Here comes the coding: extract word counts from the training data so that you are ready to compute unigram-, bigram- and trigram-based probabilities from them; compute also the uniform probability based on the vocabulary size. Remember ( $T$ being the text size, and $V$ the vocabulary size, i.e. the number of types - different word forms found in the training text): $$p_0(w_i)=1/V$$ $$p_1(w_i)=c_1(w_i)$$ $$p_2(w_i|w_{i-1})=c_2(w_i,w_{i-1})/c_1(w_{i-1})$$ $$p_3(w_i|w_{i-1},w_{i-2}) = c_3(w_i,w_{i-1},w_{i-2})/c_2(w_{i-1},w_{i-2})$$

Be careful; remember how to handle correctly the beginning and end of the training data with respect to bigram and trigram counts.

Now compute the four smoothing parameters (i.e. "coefficients", "weights", "lambdas", "interpolation parameters", for the trigram, bigram, unigram and uniform distributions) from the heldout data using the EM algorithm. (Then do the same using the training data again: what smoothing coefficients have you got?
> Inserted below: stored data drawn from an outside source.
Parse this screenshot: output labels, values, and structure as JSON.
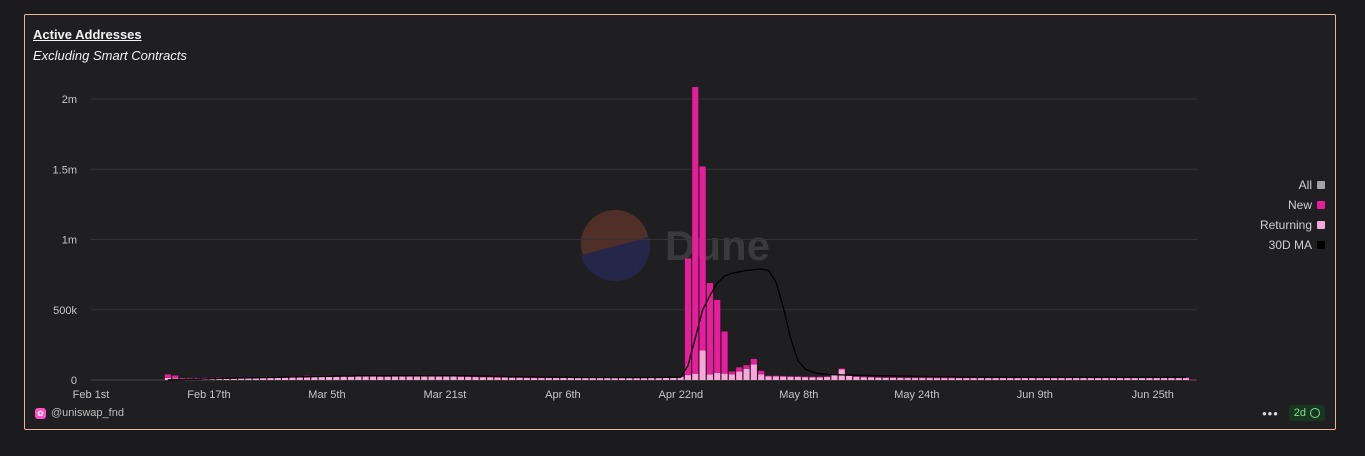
{
  "header": {
    "title": "Active Addresses",
    "subtitle": "Excluding Smart Contracts"
  },
  "watermark": {
    "text": "Dune"
  },
  "footer": {
    "author": "@uniswap_fnd",
    "more_icon": "more-dots-icon",
    "freshness": "2d",
    "freshness_icon": "check-circle-icon"
  },
  "colors": {
    "new": "#e81d9c",
    "returning": "#f7a8d8",
    "all": "#a3a3a3",
    "ma": "#000000",
    "grid": "#343437",
    "axis_text": "#c7c7c7"
  },
  "chart_data": {
    "type": "bar",
    "stacked": true,
    "title": "Active Addresses",
    "subtitle": "Excluding Smart Contracts",
    "x_tick_labels": [
      "Feb 1st",
      "Feb 17th",
      "Mar 5th",
      "Mar 21st",
      "Apr 6th",
      "Apr 22nd",
      "May 8th",
      "May 24th",
      "Jun 9th",
      "Jun 25th"
    ],
    "y_tick_labels": [
      "0",
      "500k",
      "1m",
      "1.5m",
      "2m"
    ],
    "y_ticks": [
      0,
      500000,
      1000000,
      1500000,
      2000000
    ],
    "ylim": [
      0,
      2000000
    ],
    "x_start_day": 0,
    "x_end_day": 150,
    "legend": {
      "position": "right",
      "entries": [
        {
          "name": "All",
          "color": "#a3a3a3"
        },
        {
          "name": "New",
          "color": "#e81d9c"
        },
        {
          "name": "Returning",
          "color": "#f7a8d8"
        },
        {
          "name": "30D MA",
          "color": "#000000"
        }
      ]
    },
    "days_from": "Feb 1st",
    "series": [
      {
        "name": "New",
        "values": [
          0,
          0,
          0,
          0,
          0,
          0,
          0,
          0,
          0,
          0,
          25000,
          20000,
          6000,
          5000,
          4000,
          4000,
          3000,
          3000,
          3000,
          3000,
          3000,
          3000,
          3000,
          3000,
          3000,
          4000,
          3000,
          3000,
          4000,
          6000,
          4000,
          3000,
          4000,
          4000,
          4000,
          4000,
          4000,
          4000,
          4000,
          4000,
          4000,
          4000,
          3000,
          3000,
          4000,
          4000,
          5000,
          6000,
          5000,
          4000,
          4000,
          4000,
          4000,
          3000,
          3000,
          3000,
          3000,
          3000,
          3000,
          2000,
          2000,
          2000,
          2000,
          2000,
          2000,
          2000,
          2000,
          2000,
          2000,
          2000,
          2000,
          2000,
          2000,
          2000,
          2000,
          2000,
          2000,
          2000,
          2000,
          2000,
          2000,
          830000,
          2040000,
          1310000,
          650000,
          520000,
          300000,
          20000,
          30000,
          25000,
          40000,
          25000,
          5000,
          5000,
          5000,
          4000,
          4000,
          3000,
          3000,
          3000,
          3000,
          4000,
          6000,
          8000,
          5000,
          4000,
          4000,
          3000,
          3000,
          3000,
          3000,
          2000,
          2000,
          2000,
          2000,
          2000,
          2000,
          2000,
          2000,
          2000,
          2000,
          2000,
          2000,
          2000,
          2000,
          2000,
          2000,
          2000,
          2000,
          2000,
          2000,
          2000,
          2000,
          2000,
          2000,
          2000,
          2000,
          2000,
          2000,
          2000,
          2000,
          2000,
          2000,
          2000,
          2000,
          2000,
          2000,
          2000,
          2000,
          2000,
          2000
        ]
      },
      {
        "name": "Returning",
        "values": [
          0,
          0,
          0,
          0,
          0,
          0,
          0,
          0,
          0,
          0,
          15000,
          12000,
          8000,
          9000,
          10000,
          11000,
          12000,
          14000,
          14000,
          15000,
          15000,
          16000,
          17000,
          18000,
          19000,
          20000,
          22000,
          24000,
          23000,
          24000,
          25000,
          26000,
          27000,
          26000,
          26000,
          25000,
          25000,
          26000,
          25000,
          24000,
          24000,
          25000,
          26000,
          28000,
          30000,
          32000,
          30000,
          28000,
          27000,
          26000,
          24000,
          22000,
          21000,
          20000,
          19000,
          18000,
          18000,
          17000,
          17000,
          16000,
          16000,
          16000,
          16000,
          16000,
          16000,
          16000,
          16000,
          16000,
          16000,
          16000,
          16000,
          15000,
          15000,
          15000,
          15000,
          15000,
          16000,
          16000,
          17000,
          18000,
          22000,
          35000,
          45000,
          210000,
          40000,
          50000,
          45000,
          40000,
          60000,
          80000,
          110000,
          40000,
          25000,
          25000,
          24000,
          23000,
          22000,
          21000,
          20000,
          20000,
          22000,
          40000,
          75000,
          30000,
          22000,
          20000,
          18000,
          17000,
          16000,
          16000,
          15000,
          15000,
          15000,
          15000,
          15000,
          15000,
          15000,
          15000,
          15000,
          15000,
          15000,
          15000,
          15000,
          15000,
          15000,
          15000,
          15000,
          15000,
          15000,
          15000,
          15000,
          15000,
          15000,
          15000,
          15000,
          15000,
          15000,
          15000,
          15000,
          15000,
          15000,
          15000,
          15000,
          15000,
          15000,
          15000,
          15000,
          15000,
          15000,
          15000
        ]
      },
      {
        "name": "30D MA",
        "values": [
          null,
          null,
          null,
          null,
          null,
          null,
          null,
          null,
          null,
          null,
          1000,
          2000,
          3000,
          4000,
          5000,
          7000,
          9000,
          11000,
          12000,
          13000,
          14000,
          15000,
          16000,
          17000,
          18000,
          19000,
          20000,
          21000,
          22000,
          23000,
          24000,
          25000,
          26000,
          27000,
          28000,
          28000,
          29000,
          29000,
          30000,
          30000,
          30000,
          30000,
          30000,
          30000,
          30000,
          30000,
          30000,
          30000,
          30000,
          30000,
          30000,
          29000,
          28000,
          27000,
          26000,
          25000,
          24000,
          23000,
          22000,
          21000,
          21000,
          20000,
          20000,
          19000,
          19000,
          19000,
          18000,
          18000,
          18000,
          18000,
          18000,
          18000,
          18000,
          18000,
          18000,
          18000,
          18000,
          18000,
          19000,
          19000,
          20000,
          100000,
          300000,
          500000,
          600000,
          690000,
          740000,
          760000,
          770000,
          780000,
          785000,
          790000,
          780000,
          700000,
          520000,
          300000,
          140000,
          80000,
          55000,
          45000,
          40000,
          38000,
          36000,
          35000,
          34000,
          33000,
          32000,
          31000,
          30000,
          29000,
          28000,
          27000,
          26000,
          25000,
          24000,
          23000,
          22000,
          21000,
          20000,
          20000,
          20000,
          20000,
          19000,
          19000,
          19000,
          19000,
          19000,
          19000,
          19000,
          19000,
          19000,
          19000,
          19000,
          19000,
          19000,
          19000,
          19000,
          19000,
          19000,
          19000,
          19000,
          19000,
          19000,
          19000,
          19000,
          19000,
          19000,
          19000,
          19000,
          19000
        ]
      }
    ]
  }
}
After answering this question, throw them away!) Remember, the smoothed model has the following form: $$p_s(w_i|w_{i-2},w_{i-1})=\lambda_0p_0(w_i)+\lambda_1p_1(w_i)+\lambda_2p_2(w_i|w_{i-1})+\lambda_3p_3(w_i|w_{i-1},w_{i-2})$$

where

$$\sum_{i=0}^3\lambda_i=1$$

And finally, compute the cross-entropy of the test data using your newly built, smoothed language model. Now tweak the smoothing parameters in the following way: add 10%, 20%, 30%, ..., 90%, 95% and 99% of the difference between the trigram smoothing parameter and 1.0 to its value, discounting at the same the remaining three parameters proportionally (remember, they have to sum up to 1.0!!). Then set the trigram smoothing parameter to 90%, 80%, 70%, ... 10%, 0% of its value, boosting proportionally the other three parameters, again to sum up to one. Compute the cross-entropy on the test data for all these 22 cases (original + 11 trigram parameter increase + 10 trigram smoothing parameter decrease). Tabulate, graph and explain what you have got.